In questa vasta aerea di “attrito sociologico”, non mancano importanti e noti aspetti di terrorismo jihadista come quello di Boko Haram (l’istruzione occidentale è proibita) al nord del Paese, ma anche di gruppi meno noti sempre di impronta jihadista; esistono anche profonde tensioni etniche, bande armate precariamente organizzate e molto temibili, tutto impregnato da aspirazioni separatiste e da cronica e capillare corruzione; inoltre, come ricorda la cronaca, è presente anche l’invadente criminalità organizzata particolarmente in formato “esportazione”. Tuttavia, vista anche la forte presenza di società straniere, i nigeriani sperano che la politica possa determinare una crescita economica ed occupazionale (attualmente la disoccupazione sfiora il 30% contro quasi il 9% del precedente governo), apprezzando molto le tecnologie di importazione e offrendo una capacità di “mercato” enormemente grande e articolata. Le elezioni del 23 febbraio, hanno posto di fronte due politici di “lungo corso”: Muhammadu Buhari, presidente in carica dal 2015 che ha vinto (dopo due sconfitte la prima nel 2007, poi nel 2011), sotto la “bandiera” del partito All Progressive Congress (Apc) e Atiku Abubakar, ambedue ultra settantenni hanno un curriculum politico di rilevante interesse, quest’ultimo è uno degli uomini più ricchi della Nigeria, godendo quindi, sia di un forte potere politico che economico. La vittoria del 2015 di Muhammadu Buhari avveniva dopo la sconfitta del 2011 ad opera de candidato cristiano di confessione Battista Goodluck Jonathan del Partito Democratico Popolare.

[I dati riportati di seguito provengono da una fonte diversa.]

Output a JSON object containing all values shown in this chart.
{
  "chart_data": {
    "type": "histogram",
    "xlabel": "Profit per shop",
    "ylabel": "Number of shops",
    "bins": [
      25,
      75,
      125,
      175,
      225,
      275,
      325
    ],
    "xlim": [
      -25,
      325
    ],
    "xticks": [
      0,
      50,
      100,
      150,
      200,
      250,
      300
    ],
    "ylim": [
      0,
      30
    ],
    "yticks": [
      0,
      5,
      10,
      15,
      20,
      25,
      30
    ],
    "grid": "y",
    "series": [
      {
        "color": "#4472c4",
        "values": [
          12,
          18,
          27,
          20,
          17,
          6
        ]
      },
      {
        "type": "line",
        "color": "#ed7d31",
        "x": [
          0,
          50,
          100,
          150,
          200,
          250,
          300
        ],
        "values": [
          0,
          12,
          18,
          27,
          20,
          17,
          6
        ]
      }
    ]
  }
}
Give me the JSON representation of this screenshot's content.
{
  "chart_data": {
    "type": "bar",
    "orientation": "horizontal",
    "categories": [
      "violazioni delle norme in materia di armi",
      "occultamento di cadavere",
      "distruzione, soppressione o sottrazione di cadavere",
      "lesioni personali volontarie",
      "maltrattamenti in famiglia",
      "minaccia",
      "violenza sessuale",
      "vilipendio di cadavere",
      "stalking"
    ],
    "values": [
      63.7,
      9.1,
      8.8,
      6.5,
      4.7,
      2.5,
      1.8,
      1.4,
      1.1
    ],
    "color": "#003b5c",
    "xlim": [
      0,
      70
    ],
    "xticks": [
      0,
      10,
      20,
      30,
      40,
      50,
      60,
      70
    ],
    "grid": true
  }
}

Il successo di Buhari fu auspicato anche da correnti politiche trasversali in quanto si riteneva che un presidente musulmano potesse meglio fare fronte al jihadismo di Boko Haram, inoltre il programma elettorale prevedeva una politica economica nazionale proiettata verso una crescita di investimenti prevalentemente di provenienza internazionale, ed anche una drastica lotta al male endemico della corruzione. Va detto che ad oggi nessuno di detti programmi risulta portato a compimento; tuttavia l’attuale progetto elettorale buhariano segue pedissequamente il precedente, riproponendo i suoi propositi di crescita infarciti, questa volta, di dati monetari e ostentando recuperi di oltre due miliardi di dollari dal fattore corruzione. Boko Haram, senza dubbio, nell’era Buhari, ha contratto il suo controllo sulla parte nord della Nigeria, anche se ha compensato tale perdita con una maggiore notorietà di origine terroristica perpretando rapimenti di ragazze cristiane e stragi in chiese e scuole.

“Let’s get Nigerians working again” è il motto del miliardario petroliere ex doganiere Atiku Abubakar, toccando il tasto sensibile dell’eventuale occupazione, verosimilmente, non lascerà indifferenti centinaia di migliaia di giovani e meno giovani nigeriani abbagliati da un progetto migratorio risolutivo alle loro aspettative. Stati nigeriani come Benue, Cross River, Ondo, Bayelsa, Kwara, Taraba, Rivers, Kogi ed anche Ogun, la cui capitale Abeokuta è un importante centro universitario, stanno soffrendo, in queste ore, rivolte e guerriglie legate al momento politico. Ma l’attenzione verso le elezioni in Nigeria destano interessi internazionali anche per i colossi mondiali del petrolio che controllano più del 90% della “lavorazione” dell’oro nero nigeriano: Chevron-Texaco, Exxon, Mobil (Usa), Total (Francia), Royal Dutch Shell (Paesi Bassi), Agip, Eni (Italia), inoltre l’Italia deve dedicare ulteriore attenzione all’”evento” politico proprio per la pesante migrazione che proviene da questo Stato. Ultima osservazione: in queste ore dove l’opposizione chiede la proclamazione in anticipo di Abubakar presidente, non si nota la presenza politica di espressione religiosa cristiana in una nazione dove i cristiani sono intorno al 50% (in tutte le sue espressioni) su una popolazione di più di centonovanta milioni di abitanti, se questo sarà confermato anche nel nuovo assetto governativo ritengo si possano aprire ulteriori considerazioni.